Nasce in California nella seconda metà del secolo scorso, è una donna comune, come ce ne sono tante, dal sorriso contagioso e con una vitalità straordinaria. Dedica gran parte della vita alla sua più grande passione: l’insegnamento. Sposata, con quattro figli, conduce la tipica vita della classe media americana, fatta di duro lavoro e tanti sacrifici.
Fino al giorno in cui la salute le volta le spalle.
Senza nessun motivo apparente comincia a soffrire di violente emicranie, problemi motori, spasmi e dopo accurate analisi le viene diagnosticata la sindrome di Arnold-Chiari. Il dolore è continuo e acuto, ma la cura che le viene prescritta, oltre ad essere molto costosa, risulta totalmente inefficace e, come conseguenza della sua lunga invalidità, è costretta ad abbandonare l’insegnamento.
La svolta arriva il giorno in cui incontra un medico illuminato che le prescrive cannabis come terapia alternativa. Tina non ha mai consumato marijuana ma è una fumatrice, ed esasperata dal dolore costante, frustrata dall’inefficacia delle cure tradizionali, decide di iscriversi al Medical Marijuana Program in Oregon, dove nel frattempo si è trasferita, e di cominciare a curarsi con questo strano metodo alternativo. I benefici sono immediati, quasi miracolosi.
Tina descrive questo momento come una vera e propria rinascita.
Pervasa da una nuova vitalità, comincia ad attivarsi nella scena locale: organizza incontri per sensibilizzare altri pazienti sui benefici di questa pianta medicamentosa e, mentre la sua salute migliora, stringe nuove amicizie.
C’è solo un grosso problema: ha perso il lavoro e alla sua età non è semplice reinserirsi nel mercato.
Il destino le viene in soccorso il giorno in cui il figlio maggiore, arruolato nell’esercito, la chiama al telefono per comunicarle che il suo reparto sarebbe stato presto dislocato in Iraq e che le ha comprato un biglietto aereo per poterla rivedere prima della partenza.
Tina appende il telefono e scoppia in un pianto disperato.
Non solo suo figlio sta per essere mandato in missione all’estero, ma l’ha appena invitata a raggiungerlo sulla east coast, dove la cannabis è illegale e non potrà portare con sé la sua nuova terapia miracolosa. Il terrore di una ricaduta e di avere un attacco di fronte al figlio le toglie il sonno, fino al giorno in cui le viene un’idea. Tina è anche un’ottima cuoca e una discreta pasticcera. Decide quindi di usare la cucina di casa per estrarre il principio attivo della cannabis e farne delle caramelle ed una pomata da spalmare. Così facendo avrebbe potuto trasportarla di nascosto e continuare a curarsi senza essere notata.

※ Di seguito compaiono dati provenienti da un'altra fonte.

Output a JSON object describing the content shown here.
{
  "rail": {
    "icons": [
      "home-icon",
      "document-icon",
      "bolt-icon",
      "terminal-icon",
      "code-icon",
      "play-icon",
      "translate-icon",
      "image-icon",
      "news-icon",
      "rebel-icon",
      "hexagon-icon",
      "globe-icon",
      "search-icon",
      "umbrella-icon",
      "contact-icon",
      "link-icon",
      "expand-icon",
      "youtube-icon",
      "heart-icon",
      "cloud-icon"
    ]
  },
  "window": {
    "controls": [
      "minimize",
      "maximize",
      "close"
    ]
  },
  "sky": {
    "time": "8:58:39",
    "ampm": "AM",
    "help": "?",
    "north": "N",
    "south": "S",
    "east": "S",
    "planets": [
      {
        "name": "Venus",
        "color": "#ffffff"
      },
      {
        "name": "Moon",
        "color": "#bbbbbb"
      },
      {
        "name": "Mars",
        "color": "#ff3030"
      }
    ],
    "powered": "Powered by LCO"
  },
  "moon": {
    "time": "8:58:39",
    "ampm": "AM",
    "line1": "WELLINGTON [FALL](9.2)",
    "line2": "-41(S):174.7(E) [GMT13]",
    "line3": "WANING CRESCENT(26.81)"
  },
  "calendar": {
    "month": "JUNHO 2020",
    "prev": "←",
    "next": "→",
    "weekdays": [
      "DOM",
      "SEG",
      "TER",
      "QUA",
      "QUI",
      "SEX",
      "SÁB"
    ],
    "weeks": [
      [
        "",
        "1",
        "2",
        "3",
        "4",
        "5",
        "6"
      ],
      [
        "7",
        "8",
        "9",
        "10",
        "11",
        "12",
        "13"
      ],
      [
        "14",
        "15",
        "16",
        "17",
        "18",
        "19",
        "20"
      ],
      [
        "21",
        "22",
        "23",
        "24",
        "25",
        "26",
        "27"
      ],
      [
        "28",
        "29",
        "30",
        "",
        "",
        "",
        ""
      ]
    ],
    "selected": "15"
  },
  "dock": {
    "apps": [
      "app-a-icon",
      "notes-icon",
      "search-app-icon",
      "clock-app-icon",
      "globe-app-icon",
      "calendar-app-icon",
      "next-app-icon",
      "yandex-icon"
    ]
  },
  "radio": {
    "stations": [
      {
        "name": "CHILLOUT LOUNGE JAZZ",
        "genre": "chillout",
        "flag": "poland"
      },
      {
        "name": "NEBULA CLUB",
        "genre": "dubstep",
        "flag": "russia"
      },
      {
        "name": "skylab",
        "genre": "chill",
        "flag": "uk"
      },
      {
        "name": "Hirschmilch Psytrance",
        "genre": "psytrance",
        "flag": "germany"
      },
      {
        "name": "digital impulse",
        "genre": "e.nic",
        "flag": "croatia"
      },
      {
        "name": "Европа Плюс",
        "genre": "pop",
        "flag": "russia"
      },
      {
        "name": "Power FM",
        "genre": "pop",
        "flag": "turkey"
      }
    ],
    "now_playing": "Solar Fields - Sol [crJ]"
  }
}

Tina affronta il lungo viaggio e ritorna in Oregon raggiante. Non solo aveva esaudito il desiderio del figlio, ma le medicine fatte in casa avevano funzionato alla perfezione e adesso aveva anche una nuova idea imprenditoriale.
Con l’amica Betty nel giro di poche settimane fonda una cooperativa e comincia ad affinare le “tecniche culinarie”. Impara ad estrarre col burro, con l’alcool e persino con la vodka organica realizzando, caramelle, lecca-lecca, torte, biscotti, tinture, infusi, persino estratti con la glicerina, adatti alla vaporizzazione. Dopo breve tempo registra la sua nuova attività e consegna i suoi prodotti ai primi 25 pazienti (e amici): da quel giorno sarebbe diventata famosa in tutta la costa occidentale come “The Candy Lady”. Era il 2007.
Tina è rimasta la “Candy Lady” fino al 2015 quando finalmente, e meritatamente, è andata in pensione. Nel corso di otto lunghi anni ha moltiplicato i prodotti a base di cannabis, ha servito migliaia di pazienti, ha esportato in cinque Stati, ha visto le sue etichette elegantemente esposte sugli scaffali di dozzine di dispensari, il suo prodotto più venduto è sempre rimasto il lecca-lecca al gusto cannabis e cannella ma – cosa più importante – si è inventata dal nulla una nuova professione che le ha permesso di provvedere a se stessa e alla sua intera famiglia.
Ripensando a questa storia con il sorriso, mi sorge una domanda: in Italia quante Tina Marie ci sono che potrebbero cogliere le opportunità derivanti da un nuovo mercato legale chiamato cannabis?